For reproducibility, the main parameter is the seed
, which takes any
Python object that can be represented as a string. The equivalence of
the generated tree can be verified by generating trees from the same
seed with different labels:
>>> tree3 = ngesh.gen_tree(1.0, 0.33, min_leaves=5, labels="human", seed="ngesh")
>>> print(tree3)
/-Fupsikmu
/-|
| \-Enafu
--|
| /-Zuhu
\-|
| /-Poizes
\-|
\-Buge
>>> tree4 = ngesh.gen_tree(1.0, 0.33, min_leaves=5, labels="bio", seed="ngesh")
>>> print(tree4)
/-Ennapus satvo
/-|
| \-Sbuges asecis
--|
| /-Spoizes rovues
\-|
| /-Spupsicmus essis
\-|
\-Zusis spesus
The progression of the random generation can be verified by expanding the number of leaves in the tree with human labels above:
>>> tree5 = ngesh.gen_tree(1.0, 0.33, min_leaves=6, labels="human", seed="ngesh")
>>> print(tree5)
/-Fupsikmu
/-|
| \-Enafu
--|
| /-Zuhu
| |
\-| /-Poizes
| /-|
\-| \-Buge
|
\-Hesi
Note that a single new taxon was created, “Buge”, while the rest of tree is equivalent to one above.

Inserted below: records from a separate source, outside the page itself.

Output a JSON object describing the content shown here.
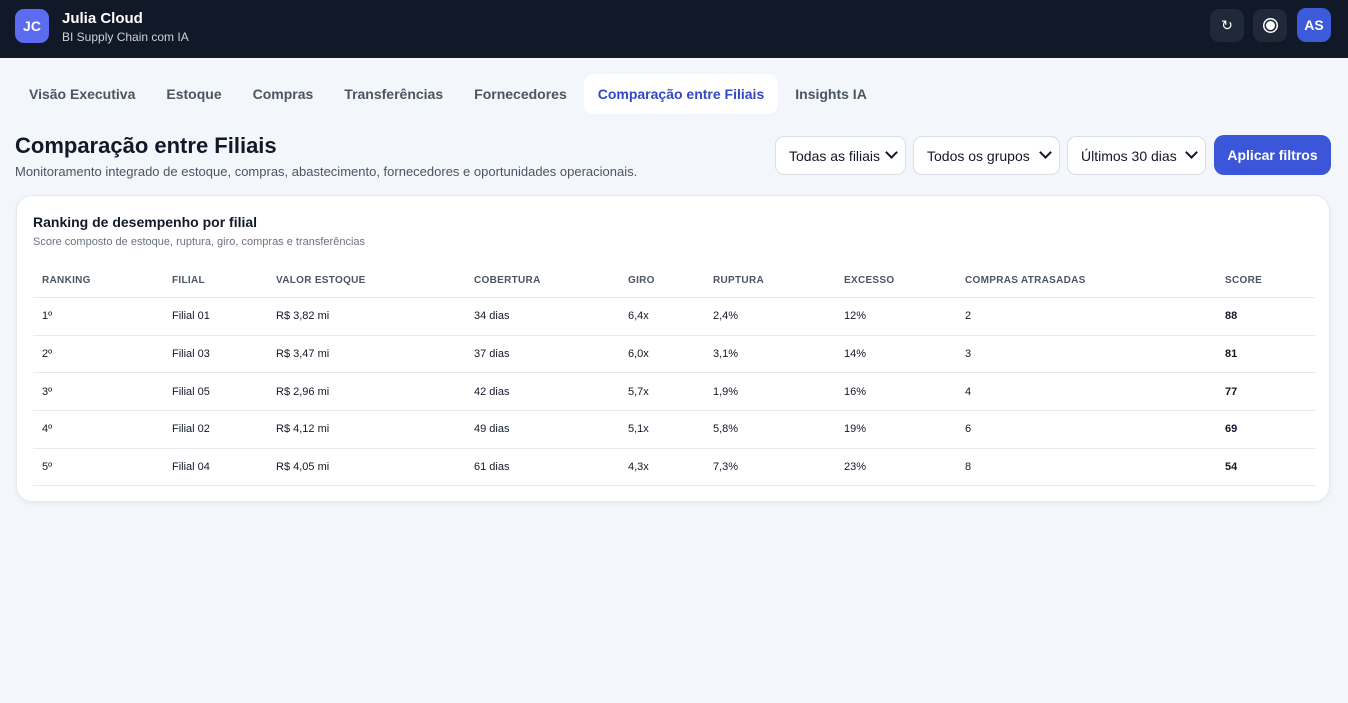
{
  "header": {
    "logo_initials": "JC",
    "app_name": "Julia Cloud",
    "app_subtitle": "BI Supply Chain com IA",
    "refresh_icon": "↻",
    "avatar_initials": "AS"
  },
  "tabs": [
    {
      "label": "Visão Executiva",
      "active": false
    },
    {
      "label": "Estoque",
      "active": false
    },
    {
      "label": "Compras",
      "active": false
    },
    {
      "label": "Transferências",
      "active": false
    },
    {
      "label": "Fornecedores",
      "active": false
    },
    {
      "label": "Comparação entre Filiais",
      "active": true
    },
    {
      "label": "Insights IA",
      "active": false
    }
  ],
  "page": {
    "title": "Comparação entre Filiais",
    "subtitle": "Monitoramento integrado de estoque, compras, abastecimento, fornecedores e oportunidades operacionais."
  },
  "filters": {
    "filiais": "Todas as filiais",
    "grupos": "Todos os grupos",
    "periodo": "Últimos 30 dias",
    "apply_label": "Aplicar filtros"
  },
  "ranking": {
    "title": "Ranking de desempenho por filial",
    "subtitle": "Score composto de estoque, ruptura, giro, compras e transferências",
    "columns": [
      "RANKING",
      "FILIAL",
      "VALOR ESTOQUE",
      "COBERTURA",
      "GIRO",
      "RUPTURA",
      "EXCESSO",
      "COMPRAS ATRASADAS",
      "SCORE"
    ],
    "rows": [
      [
        "1º",
        "Filial 01",
        "R$ 3,82 mi",
        "34 dias",
        "6,4x",
        "2,4%",
        "12%",
        "2",
        "88"
      ],
      [
        "2º",
        "Filial 03",
        "R$ 3,47 mi",
        "37 dias",
        "6,0x",
        "3,1%",
        "14%",
        "3",
        "81"
      ],
      [
        "3º",
        "Filial 05",
        "R$ 2,96 mi",
        "42 dias",
        "5,7x",
        "1,9%",
        "16%",
        "4",
        "77"
      ],
      [
        "4º",
        "Filial 02",
        "R$ 4,12 mi",
        "49 dias",
        "5,1x",
        "5,8%",
        "19%",
        "6",
        "69"
      ],
      [
        "5º",
        "Filial 04",
        "R$ 4,05 mi",
        "61 dias",
        "4,3x",
        "7,3%",
        "23%",
        "8",
        "54"
      ]
    ]
  }
}
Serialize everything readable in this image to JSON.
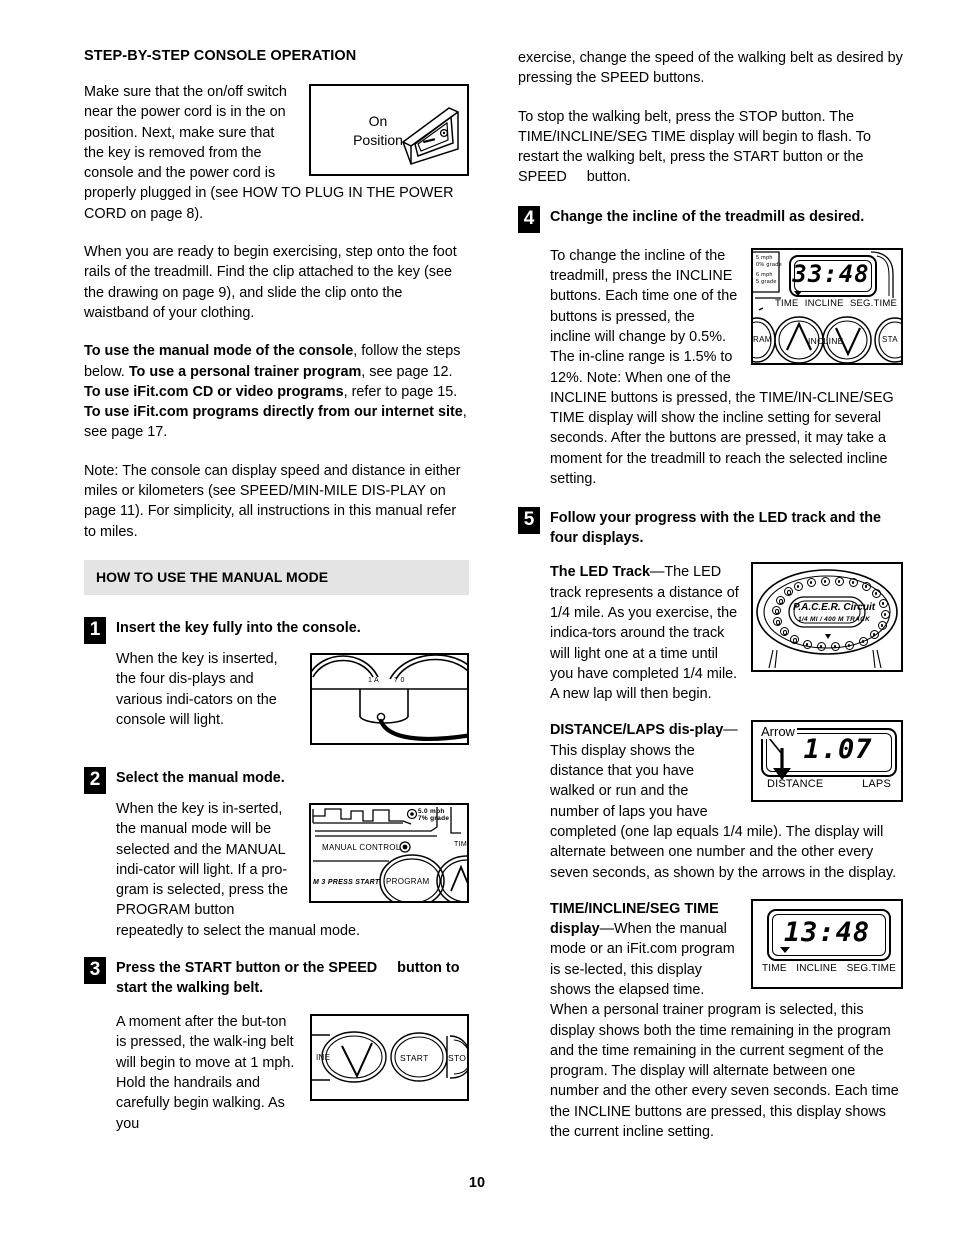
{
  "document": {
    "page_number": "10"
  },
  "left_column": {
    "section_title": "STEP-BY-STEP CONSOLE OPERATION",
    "intro_para_wrap": "Make sure that the on/off switch near the power cord is in the on position. Next, make sure that the key is removed from the console and the power cord is properly plugged in (see HOW TO PLUG IN THE POWER CORD on page 8).",
    "para_step_onto": "When you are ready to begin exercising, step onto the foot rails of the treadmill. Find the clip attached to the key (see the drawing on page 9), and slide the clip onto the waistband of your clothing.",
    "para_modes": {
      "b1": "To use the manual mode of the console",
      "t1": ", follow the steps below. ",
      "b2": "To use a personal trainer program",
      "t2": ", see page 12. ",
      "b3": "To use iFit.com CD or video programs",
      "t3": ", refer to page 15. ",
      "b4": "To use iFit.com programs directly from our internet site",
      "t4": ", see page 17."
    },
    "para_note": "Note: The console can display speed and distance in either miles or kilometers (see SPEED/MIN-MILE DIS-PLAY on page 11). For simplicity, all instructions in this manual refer to miles.",
    "band_heading": "HOW TO USE THE MANUAL MODE",
    "steps": [
      {
        "number": "1",
        "heading": "Insert the key fully into the console.",
        "body": "When the key is inserted, the four dis-plays and various indi-cators on the console will light."
      },
      {
        "number": "2",
        "heading": "Select the manual mode.",
        "body": "When the key is in-serted, the manual mode will be selected and the MANUAL indi-cator will light. If a pro-gram is selected, press the PROGRAM button repeatedly to select the manual mode."
      },
      {
        "number": "3",
        "heading": "Press the START button or the SPEED     button to start the walking belt.",
        "body": "A moment after the but-ton is pressed, the walk-ing belt will begin to move at 1 mph. Hold the handrails and carefully begin walking. As you"
      }
    ]
  },
  "right_column": {
    "para_continue": "exercise, change the speed of the walking belt as desired by pressing the SPEED buttons.",
    "para_stop": "To stop the walking belt, press the STOP button. The TIME/INCLINE/SEG TIME display will begin to flash. To restart the walking belt, press the START button or the SPEED     button.",
    "steps": [
      {
        "number": "4",
        "heading": "Change the incline of the treadmill as desired.",
        "body": "To change the incline of the treadmill, press the INCLINE buttons. Each time one of the buttons is pressed, the incline will change by 0.5%. The in-cline range is 1.5% to 12%. Note: When one of the INCLINE buttons is pressed, the TIME/IN-CLINE/SEG TIME display will show the incline setting for several seconds. After the buttons are pressed, it may take a moment for the treadmill to reach the selected incline setting."
      },
      {
        "number": "5",
        "heading": "Follow your progress with the LED track and the four displays.",
        "body": ""
      }
    ],
    "led_track": {
      "bold_label": "The LED Track",
      "dash": "—",
      "text": "The LED track represents a distance of 1/4 mile. As you exercise, the indica-tors around the track will light one at a time until you have completed 1/4 mile. A new lap will then begin."
    },
    "distance_laps": {
      "bold_label": "DISTANCE/LAPS dis-play",
      "dash": "—",
      "text": "This display shows the distance that you have walked or run and the number of laps you have completed (one lap equals 1/4 mile). The display will alternate between one number and the other every seven seconds, as shown by the arrows in the display."
    },
    "time_incline": {
      "bold_label": "TIME/INCLINE/SEG TIME display",
      "dash": "—",
      "text": "When the manual mode or an iFit.com program is se-lected, this display shows the elapsed time. When a personal trainer program is selected, this display shows both the time remaining in the program and the time remaining in the current segment of the program. The display will alternate between one number and the other every seven seconds. Each time the INCLINE buttons are pressed, this display shows the current incline setting."
    }
  },
  "figures": {
    "switch": {
      "label_line1": "On",
      "label_line2": "Position"
    },
    "key_console": {
      "tick_left": "1 A",
      "tick_right": "7 0"
    },
    "manual_control": {
      "profile_caption_line1": "5.0 mph",
      "profile_caption_line2": "7% grade",
      "manual_label": "MANUAL CONTROL",
      "program_btn": "PROGRAM",
      "press_start": "M 3 PRESS START",
      "time_label": "TIM"
    },
    "start_stop": {
      "incline_partial": "INE",
      "start_btn": "START",
      "stop_btn": "STO"
    },
    "incline_panel": {
      "display_value": "33:48",
      "caption_time": "TIME",
      "caption_incline": "INCLINE",
      "caption_segtime": "SEG.TIME",
      "program_partial": "RAM",
      "incline_btn": "INCLINE",
      "start_partial": "STA",
      "side_line1": "5 mph",
      "side_line2": "0% grade",
      "side_line3": "6 mph",
      "side_line4": "5 grade"
    },
    "led_track_fig": {
      "brand": "P.A.C.E.R. Circuit",
      "subtitle": "1/4 MI / 400 M TRACK"
    },
    "distance_fig": {
      "arrow_label": "Arrow",
      "display_value": "1.07",
      "caption_distance": "DISTANCE",
      "caption_laps": "LAPS"
    },
    "time_fig": {
      "display_value": "13:48",
      "caption_time": "TIME",
      "caption_incline": "INCLINE",
      "caption_segtime": "SEG.TIME"
    }
  }
}
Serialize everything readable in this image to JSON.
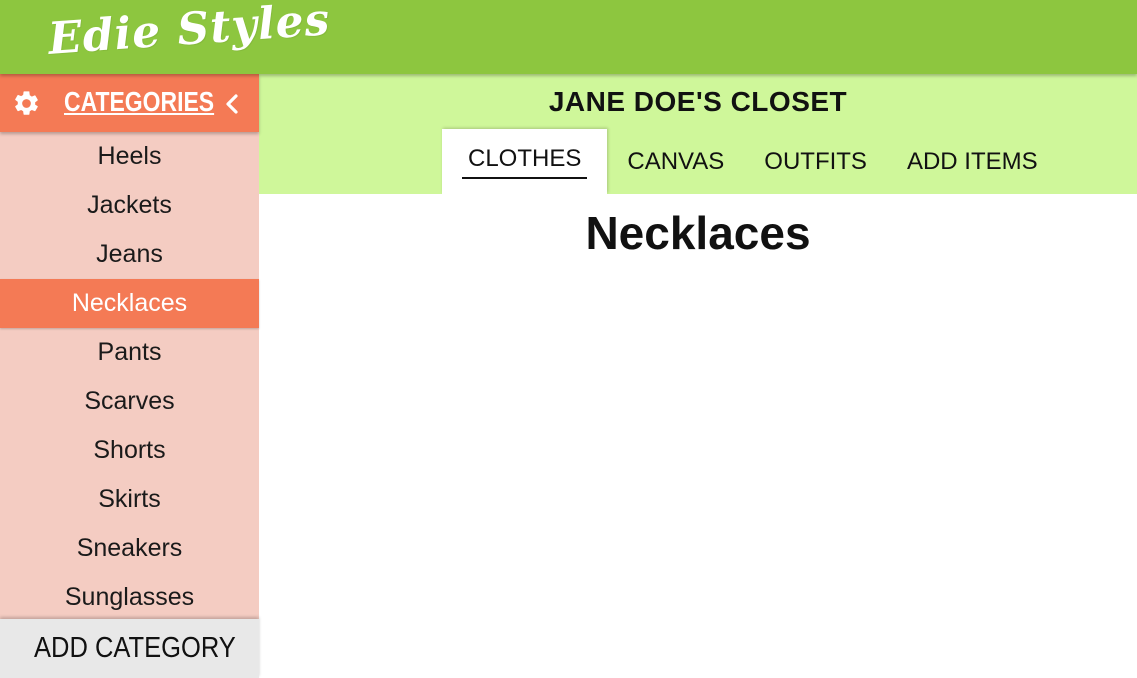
{
  "app": {
    "logo_text": "Edie Styles"
  },
  "sidebar": {
    "title": "CATEGORIES",
    "items": [
      {
        "label": "Heels"
      },
      {
        "label": "Jackets"
      },
      {
        "label": "Jeans"
      },
      {
        "label": "Necklaces",
        "active": true
      },
      {
        "label": "Pants"
      },
      {
        "label": "Scarves"
      },
      {
        "label": "Shorts"
      },
      {
        "label": "Skirts"
      },
      {
        "label": "Sneakers"
      },
      {
        "label": "Sunglasses"
      }
    ],
    "add_label": "ADD CATEGORY"
  },
  "closet": {
    "title": "JANE DOE'S CLOSET",
    "tabs": [
      {
        "label": "CLOTHES",
        "active": true
      },
      {
        "label": "CANVAS"
      },
      {
        "label": "OUTFITS"
      },
      {
        "label": "ADD ITEMS"
      }
    ]
  },
  "main": {
    "heading": "Necklaces"
  },
  "colors": {
    "header_green": "#8dc63f",
    "closet_green": "#cff79a",
    "accent_orange": "#f47a55",
    "sidebar_pink": "#f4ccc2",
    "footer_gray": "#e8e8e8"
  },
  "icons": {
    "settings": "gear-icon",
    "collapse": "chevron-left-icon",
    "add": "plus-icon"
  }
}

All trees are normal ETE3 Tree
objects, which means that all methods
from ETE3, including those for visualization and export, can be used
directly. For example, we can easily iterate over all the descendants to
grab the node distances, that is, the age in relation to the root. Note
that internal nodes are not named by default:
>>> for node in tree5.iter_descendants():
>>> print([node.name, node.dist])
["", 0.8181260108242158]
["", 1.3503435886693707]
["Fupsikmu", 1.1736487266924596]
["Enafu", 1.1736487266924596]
["Zuhu", 0.6414311488473046]
["", 0.5001786833989259]
["", 0.07984912684272014]
["Hesi", 0.1412524654483787]
["Poizes", 0.06140333860565855]
["Buge", 0.06140333860565855]
Random characters, matching the topology, can be added with the
ngesh.add_characters()
function. A new tree is returned (characters
are not added in-place) and it is necessary to specify, at least, the
number of characters to be simulated along with the k
and theta
arguments for the gamma distribution related to mutation events. Note
that the function also allows to simulate events equivalent to
horizontal gene transfer.
>>> tree_char = ngesh.add_characters(tree5, 10, 2.0, 1.0)
>>> for node in tree_char.iter_descendants():
>>> if node.name:
>>> print("%10s - " % node.name, " ".join(["%02i" % v for v in node.chars]))
Fupsikmu - 15 28 02 17 04 05 06 07 29 09 10 11 30 13 19
Enafu - 15 16 02 17 04 24 06 25 26 09 27 11 12 13 19
Zuhu - 00 01 02 31 20 05 06 21 32 09 22 23 33 13 14
Hesi - 00 01 02 03 20 05 06 21 08 09 22 23 12 13 14
Poizes - 00 01 02 03 20 05 06 21 08 09 22 23 12 13 14
Buge - 00 01 02 03 20 05 06 21 08 09 22 23 12 13 14
The trees can be exported to different formats, as described in the modules documentation and perfomed in the tests.